2.1. Resonator Structure

The structure of the monolithic cylindrical fused silica resonator is shown in Figure 1a. The resonator comprises a cylindrical resonant shell, a vibration-conducting shell, a bottom plate with eight holes equi-angularly distributed on, and a rigid stem on the bottom plate inside the cylindrical shell. The cylindrical resonator works at the n = 2 wineglass mode, with n referring to the number of circumferential node lines with respect to the axis of symmetry. For an ideal cylindrical resonator, the n = 2 wineglass mode actually includes two degenerate modes with the same natural frequencies and an angular interval of 45°, as depicted in Figure 1b, and they do not have a determined angular location around the axis of symmetry. These modes are often referred to as primary and secondary mode for excitation and detection mode, respectively. The finite element model was built using Ansys Multiphysics 14.0 software, as depicted in Figure 2a, and the simulated n = 2 wineglass mode was shown in Figure 2b. The cylindrical shell is the main vibrating body of the resonator, thus it demands extremely high machining precision. The vibration-conducting shell is considerably thinner than the cylindrical shell and the requirement on its machining precision is less stringent. The holes on the bottom plate ensure that the excitation and detection elements excite and detect the vibration mode of the resonator instead of membrane vibration of the bottom plate [19]. Furthermore, they may block the heat flow of the bottom plate while it deforms, thus decreasing the overall thermoelastic damping [20]. The rigid stem is used to fix the resonator, usually by gluing with epoxy or by indium bonding. In this design, the resonator can be excited and detected either by piezoelectric effect or by electrostatic force depending on the electrode design.

Schematic of: (a) the monolithic cylindrical fused silica resonator structure; (b) the n = 2 wineglass mode of an ideal cylindrical resonator.

The finite element model and n = 2 wineglass mode: (a) The sectional view of the finite element model of the monolithic fused silica cylindrical resonator built with Ansys Multiphysics 14.0; (b) The simulated n = 2 wineglass mode of the resonator.

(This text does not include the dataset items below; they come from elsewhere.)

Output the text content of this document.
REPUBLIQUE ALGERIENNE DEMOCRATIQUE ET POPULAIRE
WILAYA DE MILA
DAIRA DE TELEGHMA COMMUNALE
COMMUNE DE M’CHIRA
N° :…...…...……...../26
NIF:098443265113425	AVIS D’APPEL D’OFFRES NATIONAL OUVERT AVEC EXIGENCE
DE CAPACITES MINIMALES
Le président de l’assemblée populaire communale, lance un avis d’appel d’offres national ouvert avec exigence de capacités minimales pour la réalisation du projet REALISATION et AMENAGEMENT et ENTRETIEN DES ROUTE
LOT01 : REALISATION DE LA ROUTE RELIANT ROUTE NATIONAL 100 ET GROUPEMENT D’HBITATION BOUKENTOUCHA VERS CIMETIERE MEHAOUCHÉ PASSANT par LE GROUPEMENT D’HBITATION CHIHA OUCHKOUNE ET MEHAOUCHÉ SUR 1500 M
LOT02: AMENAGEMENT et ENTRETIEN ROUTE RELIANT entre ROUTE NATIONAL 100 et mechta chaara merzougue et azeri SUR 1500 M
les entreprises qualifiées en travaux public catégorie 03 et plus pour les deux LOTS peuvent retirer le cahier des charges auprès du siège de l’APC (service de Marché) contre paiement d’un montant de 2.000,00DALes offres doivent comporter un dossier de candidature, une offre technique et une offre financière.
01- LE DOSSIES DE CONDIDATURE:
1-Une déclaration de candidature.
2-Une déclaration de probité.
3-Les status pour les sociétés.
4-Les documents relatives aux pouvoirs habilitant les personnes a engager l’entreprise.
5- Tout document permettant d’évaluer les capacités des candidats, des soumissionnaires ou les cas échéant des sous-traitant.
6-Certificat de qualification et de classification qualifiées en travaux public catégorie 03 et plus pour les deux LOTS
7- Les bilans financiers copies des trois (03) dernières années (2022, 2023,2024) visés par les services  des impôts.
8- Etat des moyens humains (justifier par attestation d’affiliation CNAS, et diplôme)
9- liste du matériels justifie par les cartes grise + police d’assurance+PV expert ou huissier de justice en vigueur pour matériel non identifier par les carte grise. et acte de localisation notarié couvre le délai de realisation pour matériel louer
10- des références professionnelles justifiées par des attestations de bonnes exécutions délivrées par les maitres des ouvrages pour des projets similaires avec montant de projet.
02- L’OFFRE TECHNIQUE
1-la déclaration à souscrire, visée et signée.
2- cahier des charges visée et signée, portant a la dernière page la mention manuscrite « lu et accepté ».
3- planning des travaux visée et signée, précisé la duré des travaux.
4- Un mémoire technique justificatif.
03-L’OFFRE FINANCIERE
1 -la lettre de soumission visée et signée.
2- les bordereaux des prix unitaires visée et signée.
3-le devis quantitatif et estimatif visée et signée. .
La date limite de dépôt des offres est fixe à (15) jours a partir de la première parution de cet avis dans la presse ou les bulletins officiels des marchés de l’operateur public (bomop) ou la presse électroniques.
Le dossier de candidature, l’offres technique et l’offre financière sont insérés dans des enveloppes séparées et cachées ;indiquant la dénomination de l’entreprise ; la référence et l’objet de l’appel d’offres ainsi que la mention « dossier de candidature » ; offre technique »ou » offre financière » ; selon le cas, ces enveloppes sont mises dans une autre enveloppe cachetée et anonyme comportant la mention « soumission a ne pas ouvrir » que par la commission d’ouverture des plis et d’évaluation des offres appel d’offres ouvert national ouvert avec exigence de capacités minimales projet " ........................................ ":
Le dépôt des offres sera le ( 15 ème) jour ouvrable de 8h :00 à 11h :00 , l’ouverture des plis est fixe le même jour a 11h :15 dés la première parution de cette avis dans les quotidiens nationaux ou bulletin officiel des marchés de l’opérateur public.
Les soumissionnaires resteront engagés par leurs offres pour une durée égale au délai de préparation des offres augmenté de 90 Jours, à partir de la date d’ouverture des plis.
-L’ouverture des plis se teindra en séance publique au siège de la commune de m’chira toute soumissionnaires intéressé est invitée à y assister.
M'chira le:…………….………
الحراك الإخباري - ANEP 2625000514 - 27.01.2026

It should be pointed out that, our design was inspired by the structure first proposed by Chikovani et al. [6,7,19], based on which we fabricated the monolithic fused silica resonator, which is different from the work reported by Xiang et al. [13,14,21], in which they investigated resonators made of metallic alloys and resonators with fused silica shells glued onto metallic disks, which will hardly result in high Q resonators for high-accuracy applications because of the material used and gluing procedure. In addition, our stem design was different from reported resonators for the simplicity and better precision of manufacturing.